Sexual violence and abuse can cause PTSD (Post Traumatic Stress Disorder). If a client is traumatized, they may wish to continue to Trauma Therapy. In this instance, ‘traumatized’ means that their present is taken over by flashbacks and they face regular consequences of the traumatic event.
Trauma therapy may include:
- Working through a timeline of events
- Working on specific traumatic memories
- Learning how and why the abuse has impacted your life and relationships
- Inner child work
- Challenging your beliefs surrounding yourself, since the traumatic event occurred
Your counsellor will work with you in a safe and controlled environment. You will only be offered trauma therapy if you are assessed as stable enough to benefit from it. Your counsellor will work with you to tailor the sessions to help you reach your personal goals.
Trauma Therapy can be undertaken without giving descriptions of the actual traumatic event. A client may choose to focus the work on the consequences of the traumatic event. For example, understanding how the experience has shaped them as a person.
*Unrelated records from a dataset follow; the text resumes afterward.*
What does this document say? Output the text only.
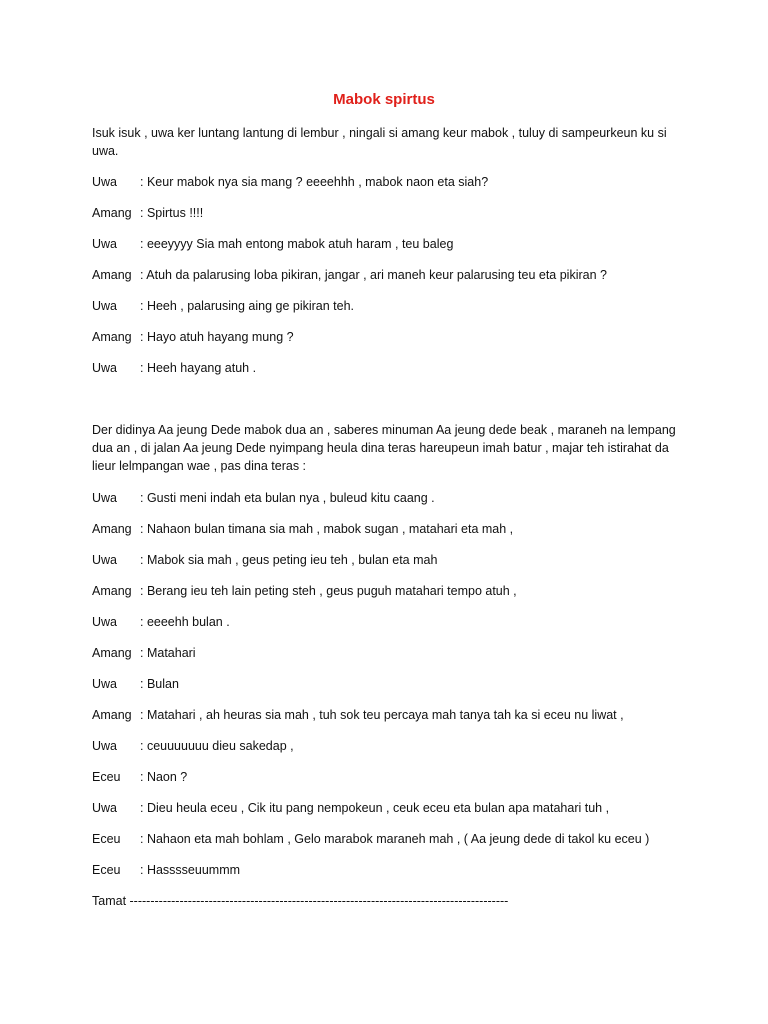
Mabok spirtus
Isuk isuk , uwa ker luntang lantung di lembur , ningali si amang keur mabok , tuluy di sampeurkeun ku si uwa.
Uwa : Keur mabok nya sia mang ? eeeehhh , mabok naon eta siah?
Amang : Spirtus !!!!
Uwa : eeeyyyy Sia mah entong mabok atuh haram , teu baleg
Amang : Atuh da palarusing loba pikiran, jangar , ari maneh keur palarusing teu eta pikiran ?
Uwa : Heeh , palarusing aing ge pikiran teh.
Amang : Hayo atuh hayang mung ?
Uwa : Heeh hayang atuh .
Der didinya Aa jeung Dede mabok dua an , saberes minuman Aa jeung dede beak , maraneh na lempang dua an , di jalan Aa jeung Dede nyimpang heula dina teras hareupeun imah batur , majar teh istirahat da lieur lelmpangan wae , pas dina teras :
Uwa : Gusti meni indah eta bulan nya , buleud kitu caang .
Amang : Nahaon bulan timana sia mah , mabok sugan , matahari eta mah ,
Uwa : Mabok sia mah , geus peting ieu teh , bulan eta mah
Amang : Berang ieu teh lain peting steh , geus puguh matahari tempo atuh ,
Uwa : eeeehh bulan .
Amang : Matahari
Uwa : Bulan
Amang : Matahari , ah heuras sia mah , tuh sok teu percaya mah tanya tah ka si eceu nu liwat ,
Uwa : ceuuuuuuu dieu sakedap ,
Eceu : Naon ?
Uwa : Dieu heula eceu , Cik itu pang nempokeun , ceuk eceu eta bulan apa matahari tuh ,
Eceu : Nahaon eta mah bohlam , Gelo marabok maraneh mah , ( Aa jeung dede di takol ku eceu )
Eceu : Hasssseuummm
Tamat -------------------------------------------------------------------------------------------
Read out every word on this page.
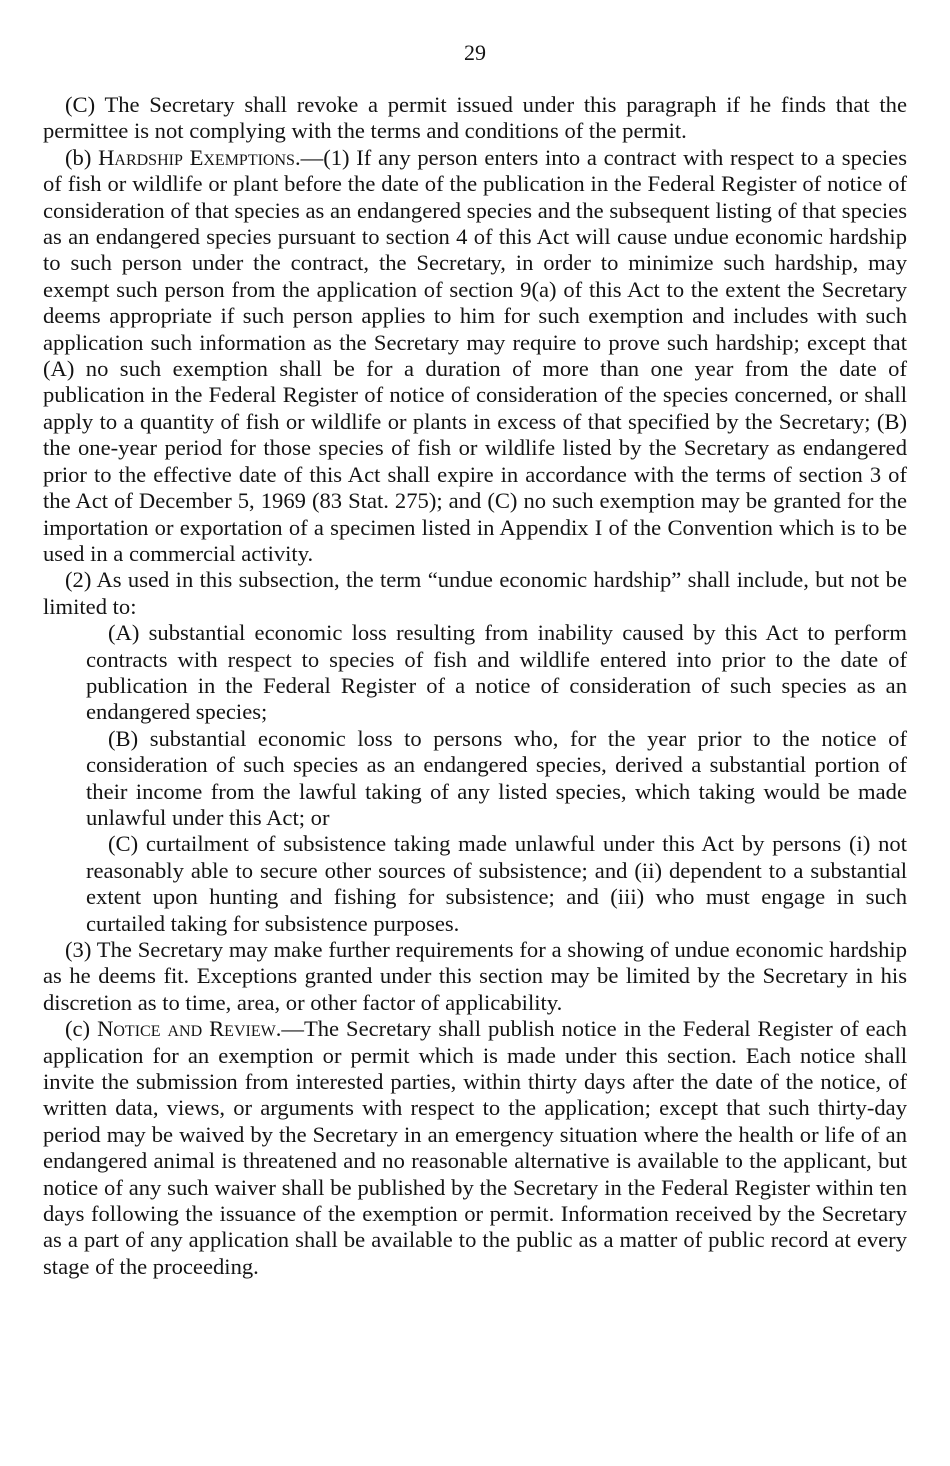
29

(C) The Secretary shall revoke a permit issued under this paragraph if he finds that the permittee is not complying with the terms and conditions of the permit.

(b) Hardship Exemptions.—(1) If any person enters into a contract with respect to a species of fish or wildlife or plant before the date of the publication in the Federal Register of notice of consideration of that species as an endangered species and the subsequent listing of that species as an endangered species pursuant to section 4 of this Act will cause undue economic hardship to such person under the contract, the Secretary, in order to minimize such hardship, may exempt such person from the application of section 9(a) of this Act to the extent the Secretary deems appropriate if such person applies to him for such exemption and includes with such application such information as the Secretary may require to prove such hardship; except that (A) no such exemption shall be for a duration of more than one year from the date of publication in the Federal Register of notice of consideration of the species concerned, or shall apply to a quantity of fish or wildlife or plants in excess of that specified by the Secretary; (B) the one-year period for those species of fish or wildlife listed by the Secretary as endangered prior to the effective date of this Act shall expire in accordance with the terms of section 3 of the Act of December 5, 1969 (83 Stat. 275); and (C) no such exemption may be granted for the importation or exportation of a specimen listed in Appendix I of the Convention which is to be used in a commercial activity.

(2) As used in this subsection, the term “undue economic hardship” shall include, but not be limited to:

(A) substantial economic loss resulting from inability caused by this Act to perform contracts with respect to species of fish and wildlife entered into prior to the date of publication in the Federal Register of a notice of consideration of such species as an endangered species;

(B) substantial economic loss to persons who, for the year prior to the notice of consideration of such species as an endangered species, derived a substantial portion of their income from the lawful taking of any listed species, which taking would be made unlawful under this Act; or

(C) curtailment of subsistence taking made unlawful under this Act by persons (i) not reasonably able to secure other sources of subsistence; and (ii) dependent to a substantial extent upon hunting and fishing for subsistence; and (iii) who must engage in such curtailed taking for subsistence purposes.

(3) The Secretary may make further requirements for a showing of undue economic hardship as he deems fit. Exceptions granted under this section may be limited by the Secretary in his discretion as to time, area, or other factor of applicability.

(c) Notice and Review.—The Secretary shall publish notice in the Federal Register of each application for an exemption or permit which is made under this section. Each notice shall invite the submission from interested parties, within thirty days after the date of the notice, of written data, views, or arguments with respect to the application; except that such thirty-day period may be waived by the Secretary in an emergency situation where the health or life of an endangered animal is threatened and no reasonable alternative is available to the applicant, but notice of any such waiver shall be published by the Secretary in the Federal Register within ten days following the issuance of the exemption or permit. Information received by the Secretary as a part of any application shall be available to the public as a matter of public record at every stage of the proceeding.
We hope Trauma Therapy leads to:
- Minimised trauma symptoms, such as flashbacks and nightmares
- Emotional development
- Moving on – Survive recognises how sexual trauma can sometimes ‘freeze’ people in that moment. While it’s important to acknowledge the event, we do not need to be ‘there’ anymore.
- Letting go and making peace – not meaning that we forget, but we can now ‘file away’ the traumatic memories and prevent them from impacting our everyday life.
We offer a block of Trauma Therapy sessions – face-to-face or online – based on individual needs. These sessions take place at the same time, on the same day, every week, usually without interruption.
It is usual for Trauma Therapy to cause some destabilisation – in which case your counsellor will refocus on stabilisation techniques before resuming.